Pressure mounts on McSweeney over PhD
Dr McSweeney is under mounting pressure to explain the conditions under which he obtained his PhD from California-based Pacific Western University (PWU) - an institution accused of selling bogus degrees since the 1970s.
Although he has refused to comment publicly, Dr McSweeney continues to perform his duties and yesterday attended the launch of a Health Research Board report in Dublin Castle where he briefly addressed the floor.
But academics at home and abroad are now openly questioning Dr McSweeney’s capacity to perform his duties given the doubts hanging over his academic record.
Fiona De Londras, a law lecturer in Dublin’s Griffith College said she objected to the fact that “it would be made so easy for somebody to get so high an academic degree”.
She said: “I would think that he should resign, not because the job needs a PhD or because he is not qualified to do it, but because of the implications of acquiring a qualification in such a way and the implications for the name of his office.”
Ms De Londras said she objected to the fact that “somebody who has a role in reviewing research would accept a degree from an institution that would appear to have such contempt for research methodology”.
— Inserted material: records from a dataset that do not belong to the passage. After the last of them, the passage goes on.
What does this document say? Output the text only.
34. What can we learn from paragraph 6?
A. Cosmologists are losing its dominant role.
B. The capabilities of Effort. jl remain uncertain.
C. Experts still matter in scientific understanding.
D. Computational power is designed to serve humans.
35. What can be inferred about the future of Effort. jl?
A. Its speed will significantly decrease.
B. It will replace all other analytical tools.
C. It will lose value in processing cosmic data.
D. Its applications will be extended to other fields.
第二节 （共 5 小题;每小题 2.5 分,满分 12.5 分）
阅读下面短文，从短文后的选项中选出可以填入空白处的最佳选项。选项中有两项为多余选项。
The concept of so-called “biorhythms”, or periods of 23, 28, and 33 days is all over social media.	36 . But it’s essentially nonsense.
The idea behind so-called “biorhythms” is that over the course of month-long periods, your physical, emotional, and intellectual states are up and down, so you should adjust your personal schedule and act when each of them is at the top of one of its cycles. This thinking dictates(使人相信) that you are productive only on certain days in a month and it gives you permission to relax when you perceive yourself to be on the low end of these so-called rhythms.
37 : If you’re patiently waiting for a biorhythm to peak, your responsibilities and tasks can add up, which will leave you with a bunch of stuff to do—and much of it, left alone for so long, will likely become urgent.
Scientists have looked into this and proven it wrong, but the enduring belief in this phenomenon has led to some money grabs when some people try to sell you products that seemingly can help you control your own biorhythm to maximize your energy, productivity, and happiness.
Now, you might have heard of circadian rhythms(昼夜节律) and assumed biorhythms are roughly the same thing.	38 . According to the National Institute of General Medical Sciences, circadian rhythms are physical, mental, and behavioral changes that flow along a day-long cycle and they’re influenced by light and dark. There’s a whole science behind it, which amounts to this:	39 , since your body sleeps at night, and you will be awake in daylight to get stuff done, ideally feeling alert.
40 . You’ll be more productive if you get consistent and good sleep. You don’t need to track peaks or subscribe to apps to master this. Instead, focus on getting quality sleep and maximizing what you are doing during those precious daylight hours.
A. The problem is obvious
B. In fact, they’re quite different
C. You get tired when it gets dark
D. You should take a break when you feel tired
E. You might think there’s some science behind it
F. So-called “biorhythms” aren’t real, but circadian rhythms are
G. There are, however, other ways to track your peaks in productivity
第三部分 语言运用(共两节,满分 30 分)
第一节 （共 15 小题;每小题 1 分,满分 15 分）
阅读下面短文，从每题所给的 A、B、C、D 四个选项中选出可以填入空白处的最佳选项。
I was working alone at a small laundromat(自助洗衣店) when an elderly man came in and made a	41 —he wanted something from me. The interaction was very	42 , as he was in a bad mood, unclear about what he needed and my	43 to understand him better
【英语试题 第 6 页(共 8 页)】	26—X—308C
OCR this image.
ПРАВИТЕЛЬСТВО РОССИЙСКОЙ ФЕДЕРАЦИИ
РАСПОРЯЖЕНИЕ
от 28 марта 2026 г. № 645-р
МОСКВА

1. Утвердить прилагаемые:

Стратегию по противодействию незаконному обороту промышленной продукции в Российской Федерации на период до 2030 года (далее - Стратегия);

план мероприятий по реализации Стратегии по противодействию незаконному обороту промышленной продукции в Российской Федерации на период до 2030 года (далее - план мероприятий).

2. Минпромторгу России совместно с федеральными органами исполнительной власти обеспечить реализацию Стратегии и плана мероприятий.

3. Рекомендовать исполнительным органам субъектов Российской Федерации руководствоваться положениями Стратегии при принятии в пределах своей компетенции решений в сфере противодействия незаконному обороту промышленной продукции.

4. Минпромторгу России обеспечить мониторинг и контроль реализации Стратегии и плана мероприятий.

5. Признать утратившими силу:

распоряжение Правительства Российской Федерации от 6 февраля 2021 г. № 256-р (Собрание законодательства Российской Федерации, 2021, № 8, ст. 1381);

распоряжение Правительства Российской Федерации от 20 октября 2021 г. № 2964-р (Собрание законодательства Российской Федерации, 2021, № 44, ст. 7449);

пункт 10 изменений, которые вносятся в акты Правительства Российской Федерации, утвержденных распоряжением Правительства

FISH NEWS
Similar sentiments were expressed by Margaret Soltan, a professor of English at George Washington University in the US capital and an opponent of diploma mills.
Professor Soltan said she stood by the view that Dr McSweeney should resign and added that a similar situation in the US would “inevitably result in that person’s withdrawal from the appointment”.
Enterprise Minister Micheál Martin is due to meet with Dr McSweeney this week to seek further clarification on the origins of the PhD.
In the meantime Mr Martin has declined to comment other than to confirm in the Dáil last week that PWU was not an accredited institution according to the Irish authorities.
Dr McSweeney is still refusing to comment publicly and his office again declined to make any statement when contacted yesterday despite calls for an explanation from the opposition.
EU Commissioner Janez Potocnik has been formally asked by Labour MEP Proinsias De Rossa whether the scientist used the PhD to apply for two senior EU jobs - as the director general of the EU’s Joint Research Centre and head of the EU unit responsible for the Marie Curie research fellowships.